Anti-India sentiment in Bangladesh is at an all-time high, with deep resentment at the fact that New Delhi has sheltered Hasina and ignored repeated demands for her extradition.

A demolished house.
Protesters demolished the site of Sheikh Hasina’s family home in early 2025, after anger grew over the ousted leader’s social media speeches while in exile in India. (Salimah Shivid/CBC)

Late last year, Bangladesh’s war crimes tribunal sentenced the ousted leader to death for crimes against humanity related to violence against protesters as her regime fell.

Hasina has denied wrongdoing and called the trial in which she was convicted a “farce”, while also continuing to mobilize supporters from exile and plot her return.

‘Why didn’t I stop him?’

For those still grieving family members of those killed in the protests, the current election campaign is emotionally draining.

Zartaj Parveen wakes up every morning in disbelief that her eldest son is gone.

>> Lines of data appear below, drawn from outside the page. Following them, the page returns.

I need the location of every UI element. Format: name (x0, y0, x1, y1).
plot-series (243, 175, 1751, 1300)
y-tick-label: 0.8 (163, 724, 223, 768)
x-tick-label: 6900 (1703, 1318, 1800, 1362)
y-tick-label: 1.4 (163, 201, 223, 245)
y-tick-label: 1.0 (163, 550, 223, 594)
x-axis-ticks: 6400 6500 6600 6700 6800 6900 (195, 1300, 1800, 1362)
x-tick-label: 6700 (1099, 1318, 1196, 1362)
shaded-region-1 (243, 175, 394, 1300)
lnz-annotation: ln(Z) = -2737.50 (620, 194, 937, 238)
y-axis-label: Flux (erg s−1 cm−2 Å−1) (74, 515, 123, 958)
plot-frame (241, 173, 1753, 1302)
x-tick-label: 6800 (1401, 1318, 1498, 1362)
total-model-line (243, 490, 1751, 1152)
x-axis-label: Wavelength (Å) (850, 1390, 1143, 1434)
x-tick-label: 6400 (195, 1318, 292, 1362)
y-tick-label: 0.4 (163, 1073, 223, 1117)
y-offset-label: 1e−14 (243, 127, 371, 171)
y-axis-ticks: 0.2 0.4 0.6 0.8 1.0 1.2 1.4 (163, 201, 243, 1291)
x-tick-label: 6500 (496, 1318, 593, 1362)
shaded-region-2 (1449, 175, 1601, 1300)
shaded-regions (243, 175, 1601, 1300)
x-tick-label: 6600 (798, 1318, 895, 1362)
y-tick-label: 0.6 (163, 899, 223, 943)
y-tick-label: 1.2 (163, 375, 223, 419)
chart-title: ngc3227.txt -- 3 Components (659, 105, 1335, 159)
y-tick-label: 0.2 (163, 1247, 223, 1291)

Shafiquddin Ahmed Ahnaf was just 17 when he was shot in the chest by security forces at the height of the protests he insisted on joining.

“Why didn’t I stop him?” Parveen asked herself, her voice bursting with emotion, in an interview with CBC News. – He had his whole life ahead of him.

A woman in a scarf.
Zartaj Parveen wakes up every morning in disbelief that her eldest son is gone. Shafiquddin Ahmed Ahnaf was only 17 when security forces shot him in the chest at the height of the 2024 protests. (Salimah Shivid/CBC)

“These kids gave their lives, gave their blood, and it seems like it meant nothing,” she said.

Parveen called the 18-month interim government led by Mohammad Yunus a “failed government” and said she had little hope that any of the frontrunners in the current election would work to ensure those responsible for the protest deaths were brought to justice.

She believes her son would want “fair and beautiful elections” and constantly worries about how her younger son, Iftekhar Ahmed Arvin, is handling it.

He is not yet 14, and he idolizes his older brother.

Arvin “doesn’t like any political party now. Since his brother was killed, he thinks whoever comes will be the same old.”